Waiting for Elements to Appear

When working with dynamic websites, some components take time to appear or become clickable. This means that there is a need of waiting in a controlled manner. Python's inbuilt time.sleep() is not a good option as the elements may take shorter or longer to appear.

Implicit Waits

An implicit wait tells WebDriver to poll the DOM for a certain amount of time when trying to find an element if not immediately available.

driver.implicitly_wait(10) # seconds

This is usually good enough, but often more control is required.

Explicit Waits

Using explicit wait, finer control can be achieved. This allows for locating various events such as the presence of elements, change of the url, element to become clickable, and so on. Here is one example:

from selenium.webdriver.common.by import By
from selenium.webdriver.support.ui import WebDriverWait
from selenium.webdriver.support import expected_conditions as EC

try:
books = WebDriverWait(driver, 10).until(
                EC.presence_of_all_elements_located((By.CSS_SELECTOR, '.product_pod'))
            )
finally:
    driver.quit()

This will allow the a wait up to 10 seconds for this to return a web element. If the element is not found even after 10 seconds, an exception will be thrown . To dig deeper into this topic, go ahead and check out the official Selenium documentation.

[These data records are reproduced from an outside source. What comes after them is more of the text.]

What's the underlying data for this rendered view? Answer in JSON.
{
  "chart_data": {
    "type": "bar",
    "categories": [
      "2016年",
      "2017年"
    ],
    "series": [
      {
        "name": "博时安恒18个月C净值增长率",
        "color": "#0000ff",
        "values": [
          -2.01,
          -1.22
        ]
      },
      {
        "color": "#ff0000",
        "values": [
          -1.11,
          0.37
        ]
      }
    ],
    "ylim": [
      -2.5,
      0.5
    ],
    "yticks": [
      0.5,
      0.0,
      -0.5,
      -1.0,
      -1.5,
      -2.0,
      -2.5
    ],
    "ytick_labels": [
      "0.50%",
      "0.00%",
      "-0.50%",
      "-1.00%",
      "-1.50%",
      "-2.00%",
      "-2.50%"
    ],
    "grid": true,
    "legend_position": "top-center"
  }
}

In the file books_selenium.py, you can see a complete example where selenium is used to get data from multiple categories of books. This file also has code to export the data to a CSV file.

Selenium vs Puppeteer

The biggest reason for Selenium’s popularity and complexity is that it supports writing tests in multiple programming languages. This includes C#, Groovy, Java, Perl, PHP, Python, Ruby, Scala, and even JavaScript. It supports multiple browsers, including Chrome, Firefox, Edge, Internet Explorer, Opera, and Safari.

However, for web scraping tasks, Selenium is perhaps more complex than it needs to be. Remember that Selenium’s real purpose is functional testing. For effective functional testing, it mimics what a human would do in a browser. Selenium thus needs three different components:

  • A driver for each browser
  • Installation of each browser
  • The package/library depending on the programming language used

In the case of Puppeteer, though, the node package puppeteer includes Chromium. It means no browser or driver is needed. It makes it simpler. It also supports Chrome if that is what you need.

On the other hand, multiple browser support is missing. Firefox support is limited. Google announced Puppeteer for Firefox, but it was soon deprecated. As of writing this, Firefox support is experimental. So, to sum up, if you need a lightweight and fast headless browser for web scraping, Puppeteer would be the best choice. You can check our Puppeteer tutorial for more information.

Selenium vs Scraping Tools

Selenium is great if you want to learn web scraping. We recommend using it together with BeautifulSoup as well as focus on learning HTTP protocols, methods on how the server and browser exchange data, and how cookies and headers work.